But wait. There’s more!
Published 7:22 pm Tuesday, June 7, 2011
How many of you know the name Ron Popeil? Congratulations if you do and, if you don’t, join the crowd. Except, that most of us, particularly anyone who might watch early morning (I mean really, early morning) television have seen him many times.
Ron Popeil is one of America’s most successful inventors and infomercial guys. We might not know his name, but we know that Showtime Rotisserie machine of his that he puts a big chicken in and says, along with his prompted audience, “just set it and forget it.”
Self magazine, a periodical that has all kinds of articles on fitness, food, health and beauty voted Popeil one of the 25 people in America who has changed the way we eat, drink and think about food. I mention Ron Popeil today, not because I think he’s one of the great guys in all of history, but because he is one of those kings of the infomercials that take up so much television time and space.
Other popular characters of this genre would be the Shamwow! Guy, the late Billy Mays, Kevin Trudeau, Dave Oreck, and a few names we may know, like Christie Brinkley and Chuck Norris. They are selling us, via the small screen, all kinds of items to make our lives easier in the kitchen, the living room, the home gym and other areas of the house.
They give us products like the Total Gym, almost weightless vacuum cleaners, towels that wipe up liquids “20 times their weight,” or all kinds of knives and kitchen gadgets. Plus, no matter what they sell, it seems to always sell for $9.95 plus shipping and handling.
But wait. There’s more!
I mentioned Ron Popeil. I don’t know if he was the first of these fellows on television, but I did see him on a YouTube clip doing a commercial for Veg-O-Matic from the late 1960s. The Veg-O-Matic, if you are having trouble remembering it, “slices, dices, minces and more.” Ron Popeil is a great example of the fruit not falling too far from the tree because the original Veg-O-Matic was invented by his father, Samuel.

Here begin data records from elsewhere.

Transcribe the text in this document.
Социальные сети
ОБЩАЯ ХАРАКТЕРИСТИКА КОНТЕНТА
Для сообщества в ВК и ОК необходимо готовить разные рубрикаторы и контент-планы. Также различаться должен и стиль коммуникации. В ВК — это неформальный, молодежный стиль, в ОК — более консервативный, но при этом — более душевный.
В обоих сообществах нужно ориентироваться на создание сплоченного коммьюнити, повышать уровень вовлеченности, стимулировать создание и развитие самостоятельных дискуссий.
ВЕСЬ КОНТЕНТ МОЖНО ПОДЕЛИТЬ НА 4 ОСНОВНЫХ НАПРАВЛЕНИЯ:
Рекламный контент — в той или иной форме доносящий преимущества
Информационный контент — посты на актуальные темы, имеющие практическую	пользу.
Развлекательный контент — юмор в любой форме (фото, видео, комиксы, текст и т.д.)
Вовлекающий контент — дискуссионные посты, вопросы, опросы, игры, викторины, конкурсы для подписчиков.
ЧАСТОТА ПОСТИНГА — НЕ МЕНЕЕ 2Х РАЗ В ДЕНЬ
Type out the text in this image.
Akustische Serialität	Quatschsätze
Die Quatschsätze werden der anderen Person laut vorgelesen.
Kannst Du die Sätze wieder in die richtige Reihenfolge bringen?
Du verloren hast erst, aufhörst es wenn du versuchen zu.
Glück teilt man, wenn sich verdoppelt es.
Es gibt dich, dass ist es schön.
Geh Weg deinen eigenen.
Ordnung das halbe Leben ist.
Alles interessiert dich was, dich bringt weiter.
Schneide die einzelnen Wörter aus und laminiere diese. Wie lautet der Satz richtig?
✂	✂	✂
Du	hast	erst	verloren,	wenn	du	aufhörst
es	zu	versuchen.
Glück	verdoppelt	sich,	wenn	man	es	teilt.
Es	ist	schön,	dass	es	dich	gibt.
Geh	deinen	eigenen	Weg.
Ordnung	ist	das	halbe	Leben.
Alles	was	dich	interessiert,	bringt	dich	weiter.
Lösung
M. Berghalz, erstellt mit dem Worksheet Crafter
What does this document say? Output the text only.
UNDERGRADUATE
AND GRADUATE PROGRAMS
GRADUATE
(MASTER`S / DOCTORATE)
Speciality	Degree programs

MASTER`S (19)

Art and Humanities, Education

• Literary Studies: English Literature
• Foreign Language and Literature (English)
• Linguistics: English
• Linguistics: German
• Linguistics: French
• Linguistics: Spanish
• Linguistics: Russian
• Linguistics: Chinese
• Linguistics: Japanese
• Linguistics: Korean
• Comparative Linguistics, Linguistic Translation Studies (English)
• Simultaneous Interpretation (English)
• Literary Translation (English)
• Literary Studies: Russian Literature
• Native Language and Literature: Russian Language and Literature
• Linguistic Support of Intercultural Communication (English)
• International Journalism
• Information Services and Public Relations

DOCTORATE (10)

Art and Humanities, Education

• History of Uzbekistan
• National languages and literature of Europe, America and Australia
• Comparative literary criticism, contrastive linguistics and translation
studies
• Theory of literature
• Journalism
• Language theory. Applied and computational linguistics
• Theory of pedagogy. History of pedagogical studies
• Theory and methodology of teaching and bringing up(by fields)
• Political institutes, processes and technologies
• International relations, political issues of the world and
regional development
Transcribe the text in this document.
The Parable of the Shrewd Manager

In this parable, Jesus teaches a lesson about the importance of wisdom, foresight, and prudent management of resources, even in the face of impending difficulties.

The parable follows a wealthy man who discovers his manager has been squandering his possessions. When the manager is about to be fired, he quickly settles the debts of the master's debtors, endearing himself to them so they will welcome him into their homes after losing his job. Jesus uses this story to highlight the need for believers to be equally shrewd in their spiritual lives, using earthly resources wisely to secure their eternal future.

It had four cutting blades, two handles and all you had to do was place any kind of vegetable or meat on the blades and press down. It was easy to use and easy to clean and, just to show you how much the Veg-O-Matic added to the American culture, a model of it now can be viewed in the Smithsonian Institute in Washington.
Also, it’s still available but costs more than its first price of $3.98. Of course, as with all these infomercial products it was worth “a whole lot more” at $5.98, but if you “order now it can be yours for the low, almost give-away price of $3.98 plus shipping and handling. But wait, there’s more.
There is always more with these products. If you will just buy the main deal, they’ll send you half a dozen “little” deals for free! Just buy the revolutionary closet organizer that will turn a cluttered closet into the neatest square footage of space in your house and you will get “absolutely free” a set of gooseneck, portable lights to help you see in the newly organized and never-again cluttered closet.
But wait. There’s more!
Order now and you’ll also get a free booklet on how you might use all that you have ordered. It’s a glossy, 16-page, colored brochure on the latest tips for organizing your closet and it comes with the Good Housekeeping Seal of Approval.
These items, if purchased individually, would cost a minimum of $19.95 each. But, if you will just call the number on your television screen today, you can get the revolutionary, closet organizer, the full set of gooseneck, portable lights and the 16-page colored brochure for the incredibly low price of, you guessed it, $9.95, plus shipping and handling.
But wait. There’s even more!
If you will order within the next 30 minutes, we will double your order. That’s right. You’ll get two classy, closet organizers, two full sets of gooseneck, portable lights, and two 16-page colored brochures for only $9.95. Just pay the additional shipping and handling. That’s a $200 value for only $9.95. Who wouldn’t want to do this?
Well, to be quite honest, I have never ordered anything like the Veg-O Matic, a Snuggie or a Shamwow! That doesn’t mean I haven’t been interested. They make it sound so exciting. Here’s what I would like to order.
I’d like to order the Six Star Plus 25-piece knife set from Ron Popeil. First of all, have you seen how all those knives work? There is this filet knife that he almost cuts the head of a hammer off. That’s just the beginning. After almost cutting the hammer into two parts and cleaning all the iron shavings off the blade, he plops this big fish down on the table.
Then he slips that super sharp knife blade between the skin of that fish and the meat and filets it. It glides through like white on rice. That’s a good knife. He also grabs a loaf of bread and cuts a really thin piece of bread that you could read the newspaper through.
Not only do you get that filet knife, but you get a meat cleaver. I’ve always wanted to chop some ribs in two with a meat cleaver. Men, keep it away from the wives!
But wait. There’s more!
You get 25 knives and, if you order now, you get a flavor injector that you can put pine nuts, whatever they are, into a rack of lamb. I always like my lamb to taste like pine needles, don’t you?
But wait. There’s more.
Order now and they double the order. You get 50 knives! That’s an $882.70 value if purchased separately. You can get it today for only three payments of $13.33. And, finally, there is a lifetime guarantee. You’ll never have to buy another knife so long as you live.
Isn’t America a great place to live?